Illinois political corruption is so common that few people even notice, but a crooked stunt by the leaders of a suburban town just outside Chicago is so outrageous it's making national headlines.
William Shaw, mayor of the Village of Dolton on the south end of the Chicago sprawl, has hired his twin brother to "root out corruption" ... for $70,000 a year.
As of Tuesday, Robert Shaw has the newly created position of Inspector General of Dolton, but his contract specifically prohibits him from investigating his identical twin brother or any of the town trustees who approved the scheme.
It seems the twin Shaw will have to focus his anti-corruption campaign on the town clerk, Veronica Gray, or maybe on the four-person park district or the trustees of the local library.

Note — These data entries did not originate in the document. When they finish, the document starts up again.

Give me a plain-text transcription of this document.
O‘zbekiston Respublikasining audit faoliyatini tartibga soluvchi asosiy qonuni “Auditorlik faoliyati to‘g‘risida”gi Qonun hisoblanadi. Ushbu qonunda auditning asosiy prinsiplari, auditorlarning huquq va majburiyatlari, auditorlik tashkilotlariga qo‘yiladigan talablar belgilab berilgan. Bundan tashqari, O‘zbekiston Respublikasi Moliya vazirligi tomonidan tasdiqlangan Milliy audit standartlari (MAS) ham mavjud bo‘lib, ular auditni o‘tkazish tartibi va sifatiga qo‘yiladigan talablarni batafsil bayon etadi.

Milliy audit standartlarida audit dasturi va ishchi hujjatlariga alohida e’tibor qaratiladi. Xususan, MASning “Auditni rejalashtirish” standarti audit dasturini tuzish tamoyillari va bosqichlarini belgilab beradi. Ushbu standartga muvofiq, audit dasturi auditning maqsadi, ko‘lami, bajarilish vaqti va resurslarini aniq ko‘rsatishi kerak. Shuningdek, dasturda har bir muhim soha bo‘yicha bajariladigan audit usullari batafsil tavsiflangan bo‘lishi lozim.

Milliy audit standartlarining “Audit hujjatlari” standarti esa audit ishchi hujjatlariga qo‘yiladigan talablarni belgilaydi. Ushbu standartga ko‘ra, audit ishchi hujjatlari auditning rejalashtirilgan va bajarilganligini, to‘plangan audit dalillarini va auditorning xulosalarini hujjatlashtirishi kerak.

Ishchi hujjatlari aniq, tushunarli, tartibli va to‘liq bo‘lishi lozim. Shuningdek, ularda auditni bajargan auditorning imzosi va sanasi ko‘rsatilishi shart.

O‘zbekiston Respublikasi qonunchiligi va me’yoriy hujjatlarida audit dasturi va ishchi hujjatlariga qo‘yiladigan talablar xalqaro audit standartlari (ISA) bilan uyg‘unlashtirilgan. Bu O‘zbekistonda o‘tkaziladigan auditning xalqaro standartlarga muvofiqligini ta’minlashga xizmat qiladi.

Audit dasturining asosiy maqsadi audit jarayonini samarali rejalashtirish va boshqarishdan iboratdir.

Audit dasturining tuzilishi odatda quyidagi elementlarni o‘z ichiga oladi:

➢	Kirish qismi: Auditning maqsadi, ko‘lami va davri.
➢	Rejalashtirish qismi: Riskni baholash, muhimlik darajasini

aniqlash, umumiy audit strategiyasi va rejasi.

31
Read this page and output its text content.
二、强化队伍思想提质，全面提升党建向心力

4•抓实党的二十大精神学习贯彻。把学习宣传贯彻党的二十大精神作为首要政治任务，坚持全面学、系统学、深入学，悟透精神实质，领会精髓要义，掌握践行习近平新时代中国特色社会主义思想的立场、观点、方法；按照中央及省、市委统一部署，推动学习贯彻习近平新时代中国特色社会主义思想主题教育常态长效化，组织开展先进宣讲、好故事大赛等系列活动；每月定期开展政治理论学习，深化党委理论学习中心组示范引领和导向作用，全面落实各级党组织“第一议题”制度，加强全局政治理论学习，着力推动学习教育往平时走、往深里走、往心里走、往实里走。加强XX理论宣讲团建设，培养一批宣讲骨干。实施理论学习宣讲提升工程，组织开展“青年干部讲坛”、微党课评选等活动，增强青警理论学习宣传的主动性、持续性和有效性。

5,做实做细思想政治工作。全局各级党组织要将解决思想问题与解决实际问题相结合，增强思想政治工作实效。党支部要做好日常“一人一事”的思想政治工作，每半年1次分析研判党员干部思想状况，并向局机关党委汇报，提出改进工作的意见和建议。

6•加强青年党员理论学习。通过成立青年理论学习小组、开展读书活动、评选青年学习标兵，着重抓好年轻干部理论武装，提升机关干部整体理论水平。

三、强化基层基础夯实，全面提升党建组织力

Village spokesman Sean Howard admitted there wasn't any actual corruption going on, but they still need the twin Shaw because "neighboring towns have fallen into it."
"We want to be proactive," Howard said. When a reporter suggested the whole thing was fishy, Howard went nuts.
"Show me where this is illegal," Howard yelled. "It is not illegal. [Robert Shaw] is qualified. There is no conflict of interest. There is not even an appearance of impropriety. There is nothing improper."
In a town where the median income for a whole family is $52,725, Shaw is getting $70,000 plus benefits ... and he's just a "contract employee," so he doesn't even have show up for work.
William Shaw, 68, has lost three consecutive local elections, the Chicago Sun-Times reported.
Jay Stewart, executive director of the Better Government Association, called the Shaw scheme "a gigantic waste of time and money."
"Even by Chicagoland standards, this stands out as a particularly shameless and wasteful ploy. It's a $70,000 joke on the taxpayers of Dolton."